After research & intent mapping

04 — Designing Conversation Flow

After research standard pregnancy triage framework, I designed branching flows to address:

  • Common symptoms (fatigue, nausea, mild cramps)

  • Concerning symptoms (bleeding, severe pain, decreased movement)

  • Emotional check-ins (“I’m feeling anxious,” “I can’t sleep,” etc.)

Each path ended with clear next steps for normal settings (calling a provider, at-home monitoring, accessing educational content) or fallback scenarios if the assistant is ever unclear about user intent or the correct response (“I want to make sure you get the right help. Since I’m not sure how to answer this accurately, it may be best to check in with your provider.”)

To ensure user safety, I included escalation triggers for urgent cases and designed exit conditions that smoothly transitioned users from the chatbot to human support when necessary.

05 — Escalation Triggers

If the user reports any of the below, the assistant must inform the user to contact their prenatal provider immediately, go to the ER, or call 911.

  • Vaginal bleeding or passing tissue; heavy bleeding.

  • Sudden or severe abdominal/pelvic pain.

  • Decreased or absent fetal movement (after ~20 weeks) or marked drop from baseline.

  • Severe or persistent headache, blurred vision, or sudden swelling of face/hands (possible preeclampsia).

  • Fever ≥100.4°F (38°C) or fever with pain/chills.

  • Chest pain, trouble breathing, fainting, severe dizziness, or signs of a blood clot (leg pain/swelling).

  • Thoughts of hurting yourself or your baby — urgent mental-health escalation.

These trigger examples are drawn from authoritative guidance: ACOG, CDC/AIM, Mayo Clinic, NHS, and WHO/NCBI summaries.

06 — Exit Conditions

Emergency Escalation

If a user describes severe or concerning symptoms, stop all educational dialogue and respond with an urgent care recommendation.

Provider Escalation

If the question involves specific medical advice or diagnosis, redirect to the patient’s healthcare provider.

Conversation Closure

End politely when the user expresses gratitude, satisfaction, or no further questions.

Fallback

If misunderstanding persists after 2 clarification attempts, apologize and suggest professional follow-up.

Ethical Boundaries

Avoid topics like abortion, gender prediction, or medication dosing and redirect to licensed professionals.

07 — Scenario Testing 

08 — QA Scoring Rubric (1-5 rating with A/B prompt versioning)

Tone & Voice

  • Uses a calm, empathetic tone (e.g., “That’s a really important question.”)
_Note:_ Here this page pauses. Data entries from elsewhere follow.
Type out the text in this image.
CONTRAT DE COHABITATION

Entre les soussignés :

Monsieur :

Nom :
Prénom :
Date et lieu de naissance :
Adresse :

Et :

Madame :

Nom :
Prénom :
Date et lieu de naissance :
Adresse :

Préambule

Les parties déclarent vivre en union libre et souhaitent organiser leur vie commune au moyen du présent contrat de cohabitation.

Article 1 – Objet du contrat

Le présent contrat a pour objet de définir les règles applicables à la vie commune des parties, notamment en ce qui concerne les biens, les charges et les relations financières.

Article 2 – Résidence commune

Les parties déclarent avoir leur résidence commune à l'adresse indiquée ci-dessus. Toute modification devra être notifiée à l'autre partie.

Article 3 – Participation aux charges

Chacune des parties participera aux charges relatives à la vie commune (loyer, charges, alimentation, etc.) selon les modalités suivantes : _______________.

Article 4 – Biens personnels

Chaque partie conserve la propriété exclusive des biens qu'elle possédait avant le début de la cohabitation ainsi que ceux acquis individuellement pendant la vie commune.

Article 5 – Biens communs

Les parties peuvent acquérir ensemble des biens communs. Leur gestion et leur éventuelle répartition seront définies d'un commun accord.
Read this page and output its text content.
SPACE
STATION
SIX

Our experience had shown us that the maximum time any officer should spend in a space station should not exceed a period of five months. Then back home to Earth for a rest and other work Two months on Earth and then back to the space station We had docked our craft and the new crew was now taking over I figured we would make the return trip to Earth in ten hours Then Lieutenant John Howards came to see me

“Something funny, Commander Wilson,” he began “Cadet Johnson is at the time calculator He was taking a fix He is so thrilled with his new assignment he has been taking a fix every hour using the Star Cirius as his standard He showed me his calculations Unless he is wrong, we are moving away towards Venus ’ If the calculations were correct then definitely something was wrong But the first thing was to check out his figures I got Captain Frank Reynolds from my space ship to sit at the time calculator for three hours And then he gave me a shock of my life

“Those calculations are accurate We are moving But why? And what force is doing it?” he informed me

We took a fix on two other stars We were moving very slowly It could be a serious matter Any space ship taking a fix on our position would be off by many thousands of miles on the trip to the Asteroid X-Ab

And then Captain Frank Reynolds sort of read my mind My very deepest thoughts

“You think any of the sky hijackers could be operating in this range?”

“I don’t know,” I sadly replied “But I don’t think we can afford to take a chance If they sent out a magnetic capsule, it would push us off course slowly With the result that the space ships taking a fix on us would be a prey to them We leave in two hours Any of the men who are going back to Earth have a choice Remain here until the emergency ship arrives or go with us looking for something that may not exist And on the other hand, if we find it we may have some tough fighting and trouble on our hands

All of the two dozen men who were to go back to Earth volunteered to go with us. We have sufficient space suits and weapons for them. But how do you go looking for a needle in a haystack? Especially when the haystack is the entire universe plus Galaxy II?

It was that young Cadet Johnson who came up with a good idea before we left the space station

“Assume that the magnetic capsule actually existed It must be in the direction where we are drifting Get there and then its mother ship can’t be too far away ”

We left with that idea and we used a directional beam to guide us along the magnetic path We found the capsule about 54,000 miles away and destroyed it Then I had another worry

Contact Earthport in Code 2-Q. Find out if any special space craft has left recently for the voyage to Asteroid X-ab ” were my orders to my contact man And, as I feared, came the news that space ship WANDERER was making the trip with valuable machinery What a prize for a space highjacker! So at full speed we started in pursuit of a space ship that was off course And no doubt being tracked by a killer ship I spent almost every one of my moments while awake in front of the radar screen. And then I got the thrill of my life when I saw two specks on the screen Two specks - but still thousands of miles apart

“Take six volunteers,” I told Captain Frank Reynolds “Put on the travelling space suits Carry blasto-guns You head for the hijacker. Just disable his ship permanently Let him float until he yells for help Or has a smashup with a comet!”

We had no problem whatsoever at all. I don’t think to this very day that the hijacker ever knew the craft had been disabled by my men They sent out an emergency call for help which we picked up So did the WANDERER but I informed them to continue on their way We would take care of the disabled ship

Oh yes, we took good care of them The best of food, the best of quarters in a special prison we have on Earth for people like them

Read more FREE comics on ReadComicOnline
  • Uses plain, accessible language; no jargon or abbreviations

  • Validates emotions or effort (“It sounds like you’re doing all the right things.”)

  • Uses the user’s name naturally when possible

Clarity

  • Answers the core question early in the response

  • Breaks complex info into small, digestible sections or bullet points

  • Uses active voice and avoids long paragraphs

  • Ends each message with a clear next step (question, reassurance, or escalation cue)

Safety

  • Avoids giving direct medical advice or dosages

  • Encourages consultation with a provider for uncertain or high-risk situations

  • Includes clear escalation cues (“If symptoms worsen or new ones appear…”)

  • Never contradicts standard prenatal care guidance

  • Discloses knowledge limits transparently (“I can’t give specific medical advice…”)

Accessibility

  • Uses gender-neutral language (“pregnant patients” vs. “pregnant women”)

  • Avoids assumptions about family structure or pronouns

  • Uses accessible vocabulary (8th grade reading level)

  • Supports clear formatting for screen readers or mobile use

  • Respects diverse beliefs around pregnancy and healthcare

09 — Success Metrics

Results & Next Steps

The initial prototype was tested through simulated user interactions with a focus on tone, clarity, and emotional resonance. This was after clinical review for accuracy and safety.

Early results showed users appreciated "feeling like they had a genuine partner" throughout the exchanges.

Next iterations will focus on:

  • Streamlining the triage decision tree for faster resolution.

  • Expanding symptom coverage.

  • Testing real user comprehension and emotional response metrics.